To the huge living room, the grandest room of all, with tan leather couches built into the walls, the walls hung with the heads of trophy. There were two different levels of game tables and racks of magazines and clusters of stuffed chairs all looking out enormous windows to the lake.

I found myself tiptoeing, with a sense of intrusion, my chest constricted — and something else — the thinnest possibility of destructive intent, some very fine denial on my part to submit to awe. “Of course this is just one of their places,” Libby said. “Can you imagine?”

One or two steps up and we were in the entrance hall. The walls were of dark rough wood. We stood under a chandelier made from antlers. I gazed up a wide curved staircase of halved logs polished to a high shine, with balusters of saplings. I gazed at this as at the gnarled and swirling access to a kingdom of trolls.

“Don’t you love roughing it?” I said to Libby, running her up the staircase. “What!” she cried, but laughing too, entirely subject to my mood. In the long upstairs corridor I placed her hand on my arm and strolled with her as if we were master and mistress. I led her into one of the suites and flinging open the glass doors of the porch, I extended my arm and said, “Let us enjoy the view that God in his wisdom has arranged for us, my deah.” She swept past me giggling in the game and we stood in the sun side by side looking over the kingdom.

“Do you mind if I smoke, old girl?” I said in my best imitation of wealthy speech. “No? Why, thank you, I think I’ll light up one of these monogrammed cigs with my initials on them.”

She was animated with pleasure, how easily she could be made to live! I kissed her to show her how the wealthy kissed, their noses so high in the air that their lips never met, only their chins. Then of course I kissed her properly. She was confused, she drew back blushing, she had thought it her secret that she was sweet on me.

Whatever I wanted from poor Libby I couldn’t explain what I was doing solely to gain it. We had the run of the house and pretended to be masters. For those few minutes the upstairs maid and the hobo boy were the Bennetts of Loon Lake.

Libby took my hand and showed me a storage room where F. W. Bennett kept his stock of outfits that he provided his guests as gifts: riding habits and boots, tennis flannels, bathing suits, a goddamn haberdashery.

I stood in front of a full-length mirror and took off my greens and put on a pair of tan tweed knickers with pleats, ribbed socks, brown-and-white saddle shoes, my size, a soft white shirt, and a white sweater with an argyle design of large gold and brown diamonds across my chest.

I was stunned by the magnificent youth that looked back at me from the mirror. All the scars and deeper marks of hard life were covered in fine fashion. The face, a bit gaunt but unlined, the hair I combed back hastily with my fingers. He made a passing aristocrat! Well, I thought, so a lot of the effect comes from the outside, doesn’t it? I might be a Bennett son!

And then I felt again my child’s pretense that those two gray sticks in Paterson were not really my parents but my kidnappers! Who knew whose child I was!

I dreamed of recognition from her from Clara. It was her nearness that made me so crazy, and bold with Libby. So feverish so happy.

And as for Bennett I thought, He is no more aware of me than of some unfortunate prowler mauled by the wild dogs. But here I am, wearing his clothes, wandering freely through his house. Here I am, Mr. Muck-amuck, and you don’t even know it!

Then Libby came back from the female supply store and she was wearing jodhpurs and a silk blouse and a riding helmet perched none too securely on her thick hair and she wobbled in a pair of shiny boots too wide in the shank for her thin legs.

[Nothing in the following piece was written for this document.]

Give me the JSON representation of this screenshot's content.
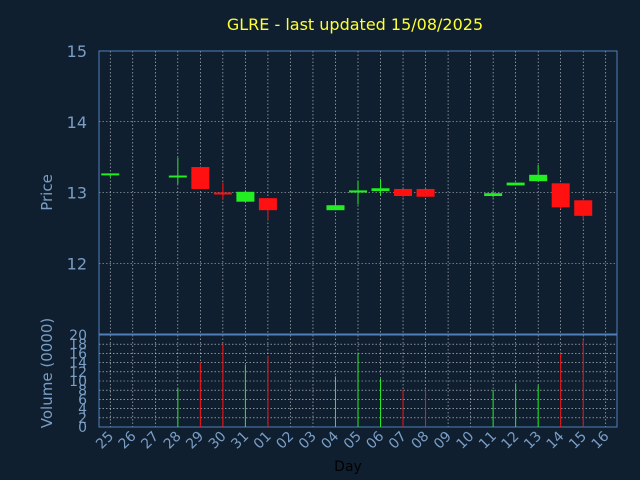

“You look swell, Libby,” I said. She turned around with little shaky steps and gave me all the dimensions. Her gray eyes shone, her mouth stretched in her tremulous overbitten smile. I danced her out of there down the corridor doing a fast fox trot full of swirls while I hummed the tune I had heard the night I came, “Exactly Like You,” Libby laughing and worrying at the same time, telling me to hush, looking back over her shoulder, giggling, falling against me every other step, brushing my cheek with her lips. And the light lay like a track along the carpet and shone in golden stations of the open doors.